|Categories||Corals, Invertebrates, Marine|
|Date||6 Apr 2018|
Gorgonians (Octocorallia), comprising sea fans and sea whips, their diversity, biogeography, trophic associations, ecological services and evolutionary adaptations through the production of secondary metabolites has been of worldwide interest. The tropical Indo-West Pacific, the largest marine biogeographic realm, is also biologically the most diverse marine ecoregion in the world. Preliminary studies on gorgonians in this region have been carried out in the Arabian Sea and the Bay of Bengal (including the waters around the Laccadive archipelago, and the Andaman and Nicobar group of islands). However, these have largely been opportunistic and limited to identification at the generic level. Till date, there has been no organized study focusing on the diversity, distribution and threats to this charismatic fauna in the oceanic waters and coral reef ecosystems of this region.
The study will particularly focus on the central Indian Ocean region, primarily in the waters off the Lakshadweep archipelago. The oceanic waters and coral reef ecosystems to be covered as part of the study have been identified as one of the top 10 marine biodiversity hotspots and priority areas for global marine conservation owing to their endemism and threats.

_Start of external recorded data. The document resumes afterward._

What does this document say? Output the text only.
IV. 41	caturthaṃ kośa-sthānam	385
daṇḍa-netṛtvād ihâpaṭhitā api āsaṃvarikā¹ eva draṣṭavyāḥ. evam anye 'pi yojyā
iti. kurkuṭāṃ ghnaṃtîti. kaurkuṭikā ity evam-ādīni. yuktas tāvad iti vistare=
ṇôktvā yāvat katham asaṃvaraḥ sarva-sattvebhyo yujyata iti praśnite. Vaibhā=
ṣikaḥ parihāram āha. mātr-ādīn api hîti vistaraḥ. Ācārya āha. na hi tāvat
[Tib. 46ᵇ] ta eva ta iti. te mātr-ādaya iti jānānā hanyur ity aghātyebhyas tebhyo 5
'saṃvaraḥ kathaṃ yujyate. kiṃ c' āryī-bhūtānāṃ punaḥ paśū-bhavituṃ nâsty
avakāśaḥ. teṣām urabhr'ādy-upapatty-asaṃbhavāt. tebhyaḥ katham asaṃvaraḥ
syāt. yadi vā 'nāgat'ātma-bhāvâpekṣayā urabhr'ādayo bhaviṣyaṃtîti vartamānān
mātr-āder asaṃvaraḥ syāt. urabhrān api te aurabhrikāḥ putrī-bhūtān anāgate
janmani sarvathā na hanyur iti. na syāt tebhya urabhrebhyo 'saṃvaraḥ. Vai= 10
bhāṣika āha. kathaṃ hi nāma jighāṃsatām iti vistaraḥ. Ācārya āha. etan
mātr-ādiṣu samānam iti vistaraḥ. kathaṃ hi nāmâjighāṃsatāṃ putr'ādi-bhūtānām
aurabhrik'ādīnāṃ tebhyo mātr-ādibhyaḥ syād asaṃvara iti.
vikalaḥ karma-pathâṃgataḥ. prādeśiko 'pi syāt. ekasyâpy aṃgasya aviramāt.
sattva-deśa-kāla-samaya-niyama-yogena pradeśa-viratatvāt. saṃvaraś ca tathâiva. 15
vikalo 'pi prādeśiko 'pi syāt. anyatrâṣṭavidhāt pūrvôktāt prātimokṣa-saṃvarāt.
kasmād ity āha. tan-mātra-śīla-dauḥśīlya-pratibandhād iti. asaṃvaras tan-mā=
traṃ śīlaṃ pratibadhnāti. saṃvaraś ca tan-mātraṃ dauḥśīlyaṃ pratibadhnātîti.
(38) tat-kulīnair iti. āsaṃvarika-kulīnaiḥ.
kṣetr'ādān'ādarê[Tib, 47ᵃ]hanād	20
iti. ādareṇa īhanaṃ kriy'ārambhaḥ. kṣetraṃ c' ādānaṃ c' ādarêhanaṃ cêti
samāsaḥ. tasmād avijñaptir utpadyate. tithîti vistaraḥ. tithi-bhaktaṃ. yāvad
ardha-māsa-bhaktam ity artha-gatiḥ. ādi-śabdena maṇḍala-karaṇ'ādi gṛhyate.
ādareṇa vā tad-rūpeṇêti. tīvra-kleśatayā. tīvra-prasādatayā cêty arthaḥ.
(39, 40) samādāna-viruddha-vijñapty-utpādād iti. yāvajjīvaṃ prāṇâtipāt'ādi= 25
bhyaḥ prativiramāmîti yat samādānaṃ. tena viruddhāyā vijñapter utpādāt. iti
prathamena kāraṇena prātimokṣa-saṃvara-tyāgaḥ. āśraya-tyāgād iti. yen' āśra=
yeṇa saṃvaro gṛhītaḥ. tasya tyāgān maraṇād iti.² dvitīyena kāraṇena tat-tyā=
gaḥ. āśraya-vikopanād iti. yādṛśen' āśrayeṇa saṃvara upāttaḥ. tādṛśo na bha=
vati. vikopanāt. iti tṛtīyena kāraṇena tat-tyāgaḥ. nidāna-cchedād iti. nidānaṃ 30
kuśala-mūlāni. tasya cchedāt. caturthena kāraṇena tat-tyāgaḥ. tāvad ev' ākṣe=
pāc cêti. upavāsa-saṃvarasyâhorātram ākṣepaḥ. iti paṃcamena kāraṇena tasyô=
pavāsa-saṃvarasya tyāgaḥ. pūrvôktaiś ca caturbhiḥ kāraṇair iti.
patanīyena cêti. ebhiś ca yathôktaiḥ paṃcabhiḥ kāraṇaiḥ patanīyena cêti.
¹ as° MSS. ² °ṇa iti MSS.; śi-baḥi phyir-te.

As gorgonians are a conspicuous member of the reef community providing ecosystem and habitat services, supporting several animal assemblages and symbiosis, the development of baseline information on diversity, distribution and threats is crucial in understanding and conserving this taxa in the Indian Ocean, as well as in contributing to the conservation of the larger reef ecosystems which they form a part. The proposed study will generate valuable information on the diversity and distribution of gorgonians in the Indian marine waters, resolve taxonomic ambiguities of focal species and analyze the threats associated with the fauna in the greater Indian Ocean region. Two species and two sites based on the extent of vulnerability, species richness and ecological importance will be identified and conservation action plans will be developed. This information will then form the basis of both species and sites based targeted conservation action as well as inform policy decisions at a local, regional and global scale.
The proposed study is also timely, particularly in the wake of climate change, coral bleaching, sedimentation, post-tsunami effects, and of course increasing anthropogenic pressure.